As if reading her mind, Gloria said, “My mother has her own money. My father had nothing to do with this.” Laurel smiled as if she believed that horseshit. Gloria turned to Li'l Bit. “I'll come back and do the interview later,” she said.
“Please, don't let me stop you,” Laurel said, telling herself she should offer to go but knowing there was no way she was leaving.
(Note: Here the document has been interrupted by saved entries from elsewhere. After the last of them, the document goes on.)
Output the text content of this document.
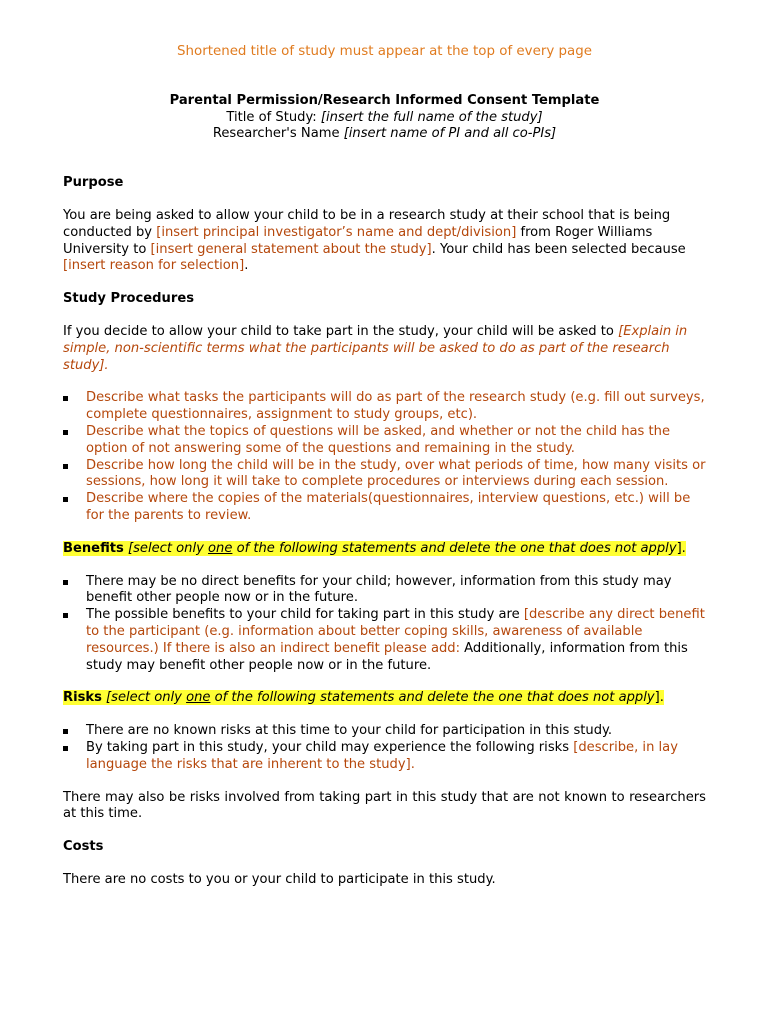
Shortened title of study must appear at the top of every page
Parental Permission/Research Informed Consent Template
Title of Study: [insert the full name of the study]
Researcher's Name [insert name of PI and all co-PIs]
Purpose

You are being asked to allow your child to be in a research study at their school that is being conducted by [insert principal investigator’s name and dept/division] from Roger Williams University to [insert general statement about the study]. Your child has been selected because [insert reason for selection].

Study Procedures

If you decide to allow your child to take part in the study, your child will be asked to [Explain in simple, non-scientific terms what the participants will be asked to do as part of the research study].

Describe what tasks the participants will do as part of the research study (e.g. fill out surveys, complete questionnaires, assignment to study groups, etc).
Describe what the topics of questions will be asked, and whether or not the child has the option of not answering some of the questions and remaining in the study.
Describe how long the child will be in the study, over what periods of time, how many visits or sessions, how long it will take to complete procedures or interviews during each session.
Describe where the copies of the materials(questionnaires, interview questions, etc.) will be for the parents to review.
Benefits [select only one of the following statements and delete the one that does not apply].
There may be no direct benefits for your child; however, information from this study may benefit other people now or in the future.
The possible benefits to your child for taking part in this study are [describe any direct benefit to the participant (e.g. information about better coping skills, awareness of available resources.) If there is also an indirect benefit please add: Additionally, information from this study may benefit other people now or in the future.
Risks [select only one of the following statements and delete the one that does not apply].
There are no known risks at this time to your child for participation in this study.
By taking part in this study, your child may experience the following risks [describe, in lay language the risks that are inherent to the study].

There may also be risks involved from taking part in this study that are not known to researchers at this time.

Costs

There are no costs to you or your child to participate in this study.
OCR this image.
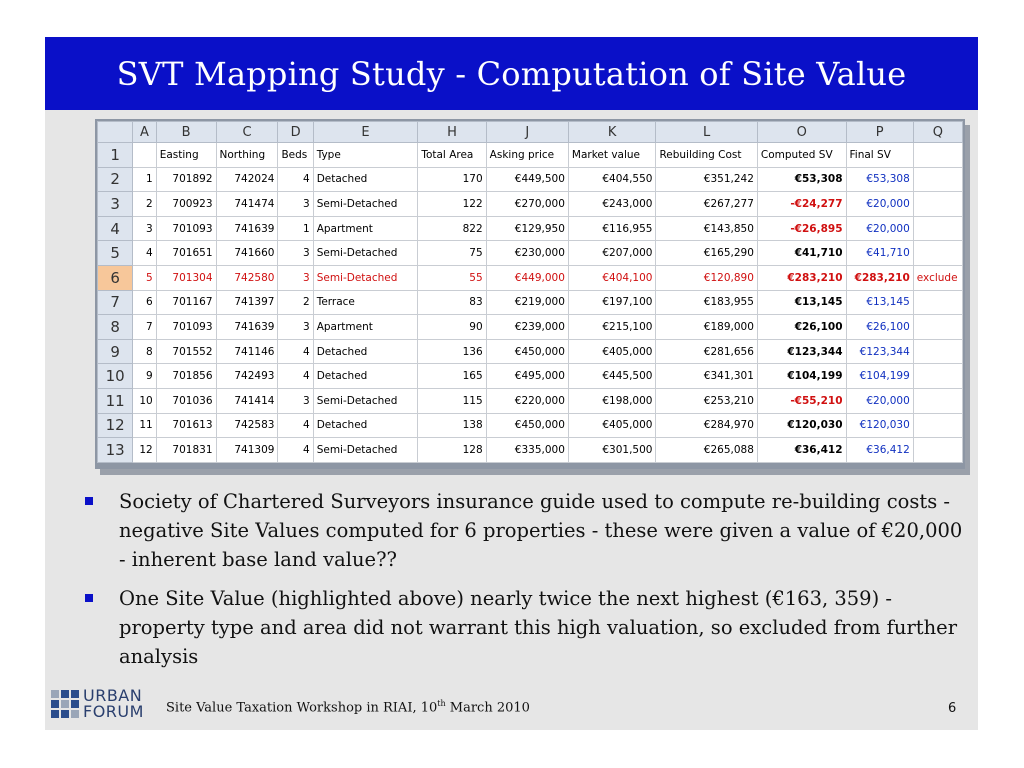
SVT Mapping Study - Computation of Site Value
	A	B	C	D	E	H	J	K	L	O	P	Q
1		Easting	Northing	Beds	Type	Total Area	Asking price	Market value	Rebuilding Cost	Computed SV	Final SV	
2	1	701892	742024	4	Detached	170	€449,500	€404,550	€351,242	€53,308	€53,308	
3	2	700923	741474	3	Semi-Detached	122	€270,000	€243,000	€267,277	-€24,277	€20,000	
4	3	701093	741639	1	Apartment	822	€129,950	€116,955	€143,850	-€26,895	€20,000	
5	4	701651	741660	3	Semi-Detached	75	€230,000	€207,000	€165,290	€41,710	€41,710	
6	5	701304	742580	3	Semi-Detached	55	€449,000	€404,100	€120,890	€283,210	€283,210	exclude
7	6	701167	741397	2	Terrace	83	€219,000	€197,100	€183,955	€13,145	€13,145	
8	7	701093	741639	3	Apartment	90	€239,000	€215,100	€189,000	€26,100	€26,100	
9	8	701552	741146	4	Detached	136	€450,000	€405,000	€281,656	€123,344	€123,344	
10	9	701856	742493	4	Detached	165	€495,000	€445,500	€341,301	€104,199	€104,199	
11	10	701036	741414	3	Semi-Detached	115	€220,000	€198,000	€253,210	-€55,210	€20,000	
12	11	701613	742583	4	Detached	138	€450,000	€405,000	€284,970	€120,030	€120,030	
13	12	701831	741309	4	Semi-Detached	128	€335,000	€301,500	€265,088	€36,412	€36,412	
Society of Chartered Surveyors insurance guide used to compute re-building costs - negative Site Values computed for 6 properties - these were given a value of €20,000 - inherent base land value??
One Site Value (highlighted above) nearly twice the next highest (€163, 359) - property type and area did not warrant this high valuation, so excluded from further analysis
URBAN
FORUM Site Value Taxation Workshop in RIAI, 10th March 2010	6
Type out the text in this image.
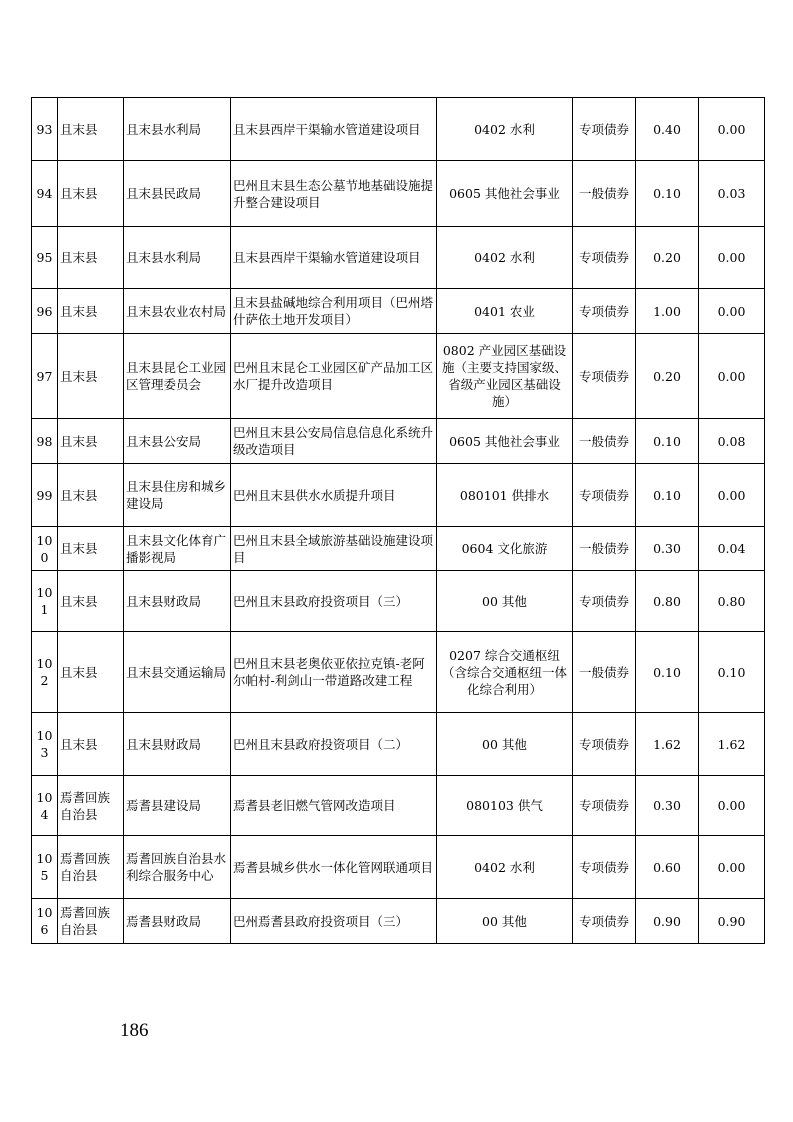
93	且末县	且末县水利局	且末县西岸干渠输水管道建设项目	0402 水利	专项债券	0.40	0.00
94	且末县	且末县民政局	巴州且末县生态公墓节地基础设施提升整合建设项目	0605 其他社会事业	一般债券	0.10	0.03
95	且末县	且末县水利局	且末县西岸干渠输水管道建设项目	0402 水利	专项债券	0.20	0.00
96	且末县	且末县农业农村局	且末县盐碱地综合利用项目（巴州塔什萨依土地开发项目）	0401 农业	专项债券	1.00	0.00
97	且末县	且末县昆仑工业园区管理委员会	巴州且末昆仑工业园区矿产品加工区水厂提升改造项目	0802 产业园区基础设施（主要支持国家级、省级产业园区基础设施）	专项债券	0.20	0.00
98	且末县	且末县公安局	巴州且末县公安局信息信息化系统升级改造项目	0605 其他社会事业	一般债券	0.10	0.08
99	且末县	且末县住房和城乡建设局	巴州且末县供水水质提升项目	080101 供排水	专项债券	0.10	0.00
100	且末县	且末县文化体育广播影视局	巴州且末县全域旅游基础设施建设项目	0604 文化旅游	一般债券	0.30	0.04
101	且末县	且末县财政局	巴州且末县政府投资项目（三）	00 其他	专项债券	0.80	0.80
102	且末县	且末县交通运输局	巴州且末县老奥依亚依拉克镇-老阿尔帕村-利剑山一带道路改建工程	0207 综合交通枢纽（含综合交通枢纽一体化综合利用）	一般债券	0.10	0.10
103	且末县	且末县财政局	巴州且末县政府投资项目（二）	00 其他	专项债券	1.62	1.62
104	焉耆回族自治县	焉耆县建设局	焉耆县老旧燃气管网改造项目	080103 供气	专项债券	0.30	0.00
105	焉耆回族自治县	焉耆回族自治县水利综合服务中心	焉耆县城乡供水一体化管网联通项目	0402 水利	专项债券	0.60	0.00
106	焉耆回族自治县	焉耆县财政局	巴州焉耆县政府投资项目（三）	00 其他	专项债券	0.90	0.90
186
After the briefest of pauses, Gloria whipped out a tape recorder and began asking Li'l Bit and Maggie questions.
The interview seemed to go on forever, but maybe that was because Laurel was working on her not-pouting-and-being-a-good-sport technique, and it was going down hard. Finally, Gloria turned off the recorder.
“It's such a pleasure to talk about Peggy,” Maggie said. “What a lovely idea—writing an article about her in the newspaper, Gloria.”
“You ask excellent questions,” Li'l Bit added.
“The dogs will be starving. I've got to run,” said Laurel. “Nice meeting you, Gloria.”
“I should go too,” said Gloria.
Which was how Laurel found herself walking down to their cars together.
“So just how emotionally invested were you in the Gazette?” Gloria asked.
“Emotionally invested in working for Hank?”
Gloria did one of her mother's cackling laughs. “I meant, how much do you miss the newspaper?”
“I like writing, but I've been thinking lately that it wasn't really what I wanted to do or I'd have done it—” She broke off. Why was she spilling this to the woman who had just drunk two of her beers? “My job at the Gazette kept me from being a waitress,” she said briskly. “Working there was a bitch.”
“According to what I heard, Miss Peggy offered to buy it for you.”
So Gloria really did do her homework. Laurel shrugged. “Running things isn't a big strength of mine.”
“Isn't that going to be a little rough? Given your new . . . situation?”
“Not according to your daddy. I don't have to bother my purty little head about any of it.”
“My father gives new meaning to the word retro. So you're cool with me being editor of the Gazette?”
The woman didn't let up. “Of course.”
“Good. Then can I interview you too?”
“Why?”
“You'
re the new Garrison. A story on you will be a nice companion piece for the profile on Miss Peggy.”
“I'm—” Laurel stopped. “Look, I still haven't wrapped my brain around all of this.”
“I understand. It'd be freaking me out, too, if I were in your place.” Laurel decided Gloria must be one of those people who regularly put themselves in other people's places. “If you decide to do it,” Gloria continued, “there's an article I found in the archives that you wrote. I'd like to use some of it. It's very good.”
“Thanks. Can we talk about it later?”
“I'll call you in a couple of days. I want to get my first edition out next week. From what I can see, delivery of the paper's been erratic lately, and I don't want to lose the six or seven readers I still have.”
Obviously, Stuart Junior's daughter wasn't going to have any trouble running things.
“Nice car,” Laurel said, as they approached the Daffy Duck-mobile.
Gloria looked at it vaguely. “Is it? I'm not into cars. The dealer said it was earth-friendly.”
Chapter Forty-six
SHE SAID IT OUT LOUD!” Laurel told Perry that evening. One of his patients from the clinic had made fresh strawberry ice cream for him, and he'd brought it over in a cooler to share since it was too much for him to eat alone. That was his excuse for getting together. “Gloria Lawrence actually said her car was earth-friendly,” Laurel said. “Without laughing.”
“So you don't like her because she doesn't have your automotive flair, or because she's running the Gazette?”
“Who says I don't like her?”
“Come on.”
“I worked at that paper for eight years! I watered the plants, and took Hank's mama to the dentist, and covered every single one of the damn library Christmas craft shows. And now Gloria Lawrence waltzes in from nowhere and her mother writes a check and she's the new editor!”
“And Peggy could have written a check and you would have been the editor, but you turned her down.”